Whether the Old Kasbah had a very austere military plane because it was dedicated
to the defense, the New Kasbah had a beautiful patio surrounded by pillars and arches, and lounges had walls and ceilings covered
by carved plaster. Adapted to the unevenness of the ground, it is larger at the first floor that at the ground floor. The four
classic towers do not exist at the corners, but only on the terrace and a fifth tower in the middle of the south wall allowed the
creation of a play space within, like in urban palaces, where to place the musicians.
Besides the two large residential buildings, the set surrounded by a wall included
also many further outbuildings, such as a guard, two large open spaces for military exercises or for celebrations, housing for guests,
stables, kitchens and barns. A deep well provided water for all needs.
The Kasbah was used until the independence of Morocco in 1956. Then, with the death of
Thami El Glaoui and the fall from the power of his family, it was abandoned as others thirty ones that were distributed
around all southern Morocco.
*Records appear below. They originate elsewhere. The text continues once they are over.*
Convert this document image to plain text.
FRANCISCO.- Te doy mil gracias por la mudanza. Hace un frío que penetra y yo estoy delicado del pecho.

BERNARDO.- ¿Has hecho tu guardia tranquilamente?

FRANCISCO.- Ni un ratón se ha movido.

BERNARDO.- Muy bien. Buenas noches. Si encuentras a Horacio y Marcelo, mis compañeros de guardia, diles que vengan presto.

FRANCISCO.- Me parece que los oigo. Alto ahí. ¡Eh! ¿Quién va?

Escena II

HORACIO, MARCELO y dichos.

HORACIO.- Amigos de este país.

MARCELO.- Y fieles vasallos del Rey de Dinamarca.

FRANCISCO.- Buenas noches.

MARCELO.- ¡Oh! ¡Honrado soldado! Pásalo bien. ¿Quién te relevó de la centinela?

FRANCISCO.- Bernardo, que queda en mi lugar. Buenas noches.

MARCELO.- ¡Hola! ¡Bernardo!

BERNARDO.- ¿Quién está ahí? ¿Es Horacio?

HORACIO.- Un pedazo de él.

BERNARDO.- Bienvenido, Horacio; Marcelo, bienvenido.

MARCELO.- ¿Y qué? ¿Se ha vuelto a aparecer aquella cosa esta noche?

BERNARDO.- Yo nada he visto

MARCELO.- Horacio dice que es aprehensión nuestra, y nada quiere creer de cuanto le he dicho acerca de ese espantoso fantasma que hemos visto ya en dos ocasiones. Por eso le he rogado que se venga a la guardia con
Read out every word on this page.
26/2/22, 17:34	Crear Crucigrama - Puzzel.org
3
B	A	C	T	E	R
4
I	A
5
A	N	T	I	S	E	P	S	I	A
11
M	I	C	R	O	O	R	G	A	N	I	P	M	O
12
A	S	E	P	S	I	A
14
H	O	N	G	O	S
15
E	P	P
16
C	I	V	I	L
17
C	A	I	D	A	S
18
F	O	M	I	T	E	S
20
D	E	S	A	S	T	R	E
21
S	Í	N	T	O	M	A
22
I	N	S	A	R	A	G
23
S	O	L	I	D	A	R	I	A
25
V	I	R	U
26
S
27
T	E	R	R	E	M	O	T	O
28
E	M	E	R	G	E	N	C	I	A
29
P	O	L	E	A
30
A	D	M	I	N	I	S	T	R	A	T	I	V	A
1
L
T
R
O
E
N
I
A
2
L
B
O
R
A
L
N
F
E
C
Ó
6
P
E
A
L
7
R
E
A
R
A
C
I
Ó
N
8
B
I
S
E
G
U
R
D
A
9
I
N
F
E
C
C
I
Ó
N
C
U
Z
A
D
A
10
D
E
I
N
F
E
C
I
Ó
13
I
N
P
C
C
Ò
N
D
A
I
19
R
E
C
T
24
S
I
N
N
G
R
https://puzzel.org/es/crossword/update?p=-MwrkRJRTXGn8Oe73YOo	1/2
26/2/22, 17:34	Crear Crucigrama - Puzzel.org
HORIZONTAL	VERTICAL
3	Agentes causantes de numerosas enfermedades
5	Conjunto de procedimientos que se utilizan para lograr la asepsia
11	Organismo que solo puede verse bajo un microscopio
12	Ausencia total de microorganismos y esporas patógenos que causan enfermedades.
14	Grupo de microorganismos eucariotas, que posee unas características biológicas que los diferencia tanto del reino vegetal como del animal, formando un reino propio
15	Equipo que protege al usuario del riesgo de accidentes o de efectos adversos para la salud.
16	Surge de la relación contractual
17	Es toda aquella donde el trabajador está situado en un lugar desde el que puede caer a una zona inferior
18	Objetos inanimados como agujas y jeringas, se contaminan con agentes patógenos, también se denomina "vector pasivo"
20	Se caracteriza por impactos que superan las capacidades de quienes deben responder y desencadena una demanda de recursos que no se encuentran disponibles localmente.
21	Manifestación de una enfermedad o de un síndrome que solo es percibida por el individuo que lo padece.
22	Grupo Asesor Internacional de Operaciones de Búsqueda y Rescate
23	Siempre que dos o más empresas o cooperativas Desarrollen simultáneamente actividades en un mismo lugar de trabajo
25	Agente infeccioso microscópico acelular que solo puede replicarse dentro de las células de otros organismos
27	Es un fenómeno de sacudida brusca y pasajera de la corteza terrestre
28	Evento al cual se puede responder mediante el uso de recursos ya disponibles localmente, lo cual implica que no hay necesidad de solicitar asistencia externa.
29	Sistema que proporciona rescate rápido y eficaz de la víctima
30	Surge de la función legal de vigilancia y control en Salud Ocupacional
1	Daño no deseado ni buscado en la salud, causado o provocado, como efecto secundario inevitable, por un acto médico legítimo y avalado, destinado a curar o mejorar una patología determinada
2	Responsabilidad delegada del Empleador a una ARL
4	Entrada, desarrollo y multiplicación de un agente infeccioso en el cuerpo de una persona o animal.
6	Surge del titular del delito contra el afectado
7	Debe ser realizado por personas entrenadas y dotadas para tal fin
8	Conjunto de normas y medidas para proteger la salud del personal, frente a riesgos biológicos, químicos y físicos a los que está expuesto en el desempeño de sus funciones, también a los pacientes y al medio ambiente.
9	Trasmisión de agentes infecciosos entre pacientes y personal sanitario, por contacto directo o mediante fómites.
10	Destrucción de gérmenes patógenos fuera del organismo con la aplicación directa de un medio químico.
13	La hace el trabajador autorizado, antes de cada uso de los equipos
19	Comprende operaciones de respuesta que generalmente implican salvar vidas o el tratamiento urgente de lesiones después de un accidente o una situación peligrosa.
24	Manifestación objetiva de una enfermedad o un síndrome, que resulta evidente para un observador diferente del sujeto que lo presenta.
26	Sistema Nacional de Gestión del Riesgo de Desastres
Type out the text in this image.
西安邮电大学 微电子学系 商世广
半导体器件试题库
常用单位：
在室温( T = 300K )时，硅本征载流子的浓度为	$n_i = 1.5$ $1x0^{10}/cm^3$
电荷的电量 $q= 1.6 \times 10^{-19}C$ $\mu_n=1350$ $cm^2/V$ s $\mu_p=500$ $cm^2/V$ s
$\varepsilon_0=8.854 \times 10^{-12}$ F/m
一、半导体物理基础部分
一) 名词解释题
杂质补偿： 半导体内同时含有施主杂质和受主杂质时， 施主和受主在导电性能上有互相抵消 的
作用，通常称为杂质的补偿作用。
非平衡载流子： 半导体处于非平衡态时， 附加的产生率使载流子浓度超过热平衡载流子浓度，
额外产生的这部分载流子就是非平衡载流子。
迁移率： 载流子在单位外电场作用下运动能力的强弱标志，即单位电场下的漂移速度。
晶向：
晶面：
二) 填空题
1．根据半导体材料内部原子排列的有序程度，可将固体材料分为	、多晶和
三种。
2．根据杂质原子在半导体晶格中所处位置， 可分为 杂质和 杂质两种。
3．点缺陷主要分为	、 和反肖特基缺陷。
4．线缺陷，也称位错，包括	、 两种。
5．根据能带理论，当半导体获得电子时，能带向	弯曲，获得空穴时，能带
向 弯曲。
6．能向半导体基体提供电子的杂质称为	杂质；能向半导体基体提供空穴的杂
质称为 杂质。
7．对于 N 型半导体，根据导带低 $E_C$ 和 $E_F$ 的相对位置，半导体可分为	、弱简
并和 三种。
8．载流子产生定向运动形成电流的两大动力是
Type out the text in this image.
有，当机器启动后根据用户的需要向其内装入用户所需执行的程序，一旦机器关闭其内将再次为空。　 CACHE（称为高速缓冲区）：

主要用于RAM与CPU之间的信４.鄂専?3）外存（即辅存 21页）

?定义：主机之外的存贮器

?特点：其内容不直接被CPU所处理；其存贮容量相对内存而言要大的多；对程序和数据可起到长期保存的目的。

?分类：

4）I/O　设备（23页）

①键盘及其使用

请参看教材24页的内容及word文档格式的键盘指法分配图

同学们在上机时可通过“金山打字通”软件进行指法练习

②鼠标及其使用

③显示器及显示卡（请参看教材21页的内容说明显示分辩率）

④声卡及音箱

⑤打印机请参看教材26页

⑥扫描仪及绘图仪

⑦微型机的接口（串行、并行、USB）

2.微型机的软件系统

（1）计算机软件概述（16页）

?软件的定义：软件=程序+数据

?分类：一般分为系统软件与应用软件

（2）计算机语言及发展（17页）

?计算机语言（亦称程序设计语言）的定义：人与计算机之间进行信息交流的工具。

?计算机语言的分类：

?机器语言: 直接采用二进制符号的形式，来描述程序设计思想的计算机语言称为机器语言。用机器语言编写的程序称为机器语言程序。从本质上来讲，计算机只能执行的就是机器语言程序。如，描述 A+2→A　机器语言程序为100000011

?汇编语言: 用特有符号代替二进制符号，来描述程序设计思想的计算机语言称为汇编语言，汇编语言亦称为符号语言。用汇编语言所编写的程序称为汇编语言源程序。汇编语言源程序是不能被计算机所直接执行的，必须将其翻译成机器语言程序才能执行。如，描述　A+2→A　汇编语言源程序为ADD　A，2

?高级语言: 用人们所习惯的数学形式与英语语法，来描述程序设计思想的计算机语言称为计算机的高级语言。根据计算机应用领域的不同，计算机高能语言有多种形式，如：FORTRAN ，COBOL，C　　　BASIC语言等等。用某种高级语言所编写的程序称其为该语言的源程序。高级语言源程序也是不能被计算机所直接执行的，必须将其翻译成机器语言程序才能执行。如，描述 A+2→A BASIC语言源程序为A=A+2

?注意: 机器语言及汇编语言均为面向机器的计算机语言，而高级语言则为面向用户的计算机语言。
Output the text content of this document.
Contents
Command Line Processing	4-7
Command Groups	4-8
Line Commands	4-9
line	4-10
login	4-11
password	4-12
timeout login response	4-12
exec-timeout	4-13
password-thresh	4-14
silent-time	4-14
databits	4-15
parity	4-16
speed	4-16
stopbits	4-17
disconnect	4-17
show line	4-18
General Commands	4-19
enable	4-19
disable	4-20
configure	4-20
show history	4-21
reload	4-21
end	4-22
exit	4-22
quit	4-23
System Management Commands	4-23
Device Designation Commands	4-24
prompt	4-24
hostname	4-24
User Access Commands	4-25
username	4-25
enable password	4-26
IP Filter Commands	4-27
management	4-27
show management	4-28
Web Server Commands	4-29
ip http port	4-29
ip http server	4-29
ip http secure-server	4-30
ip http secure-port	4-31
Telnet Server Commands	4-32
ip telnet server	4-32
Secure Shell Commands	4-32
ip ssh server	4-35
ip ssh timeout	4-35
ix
It suffered the vengeance of those who had been repressed and exploited by its master, and
of those who had been forced to work without pay to build it. All reusable materials, such as beams, doors and windows, were removed
and the fire consummated some parts of the building.
Four decades later, the set was bought by the investor Mohamed Choukrani with the idea
of turning it into a tourist project, but this purchase was contested by some of the inhabitants of Tinghir and, until now, no steps
were given for its restoration. The Glaoui's Kasbah is, therefore, in an advanced state of ruin.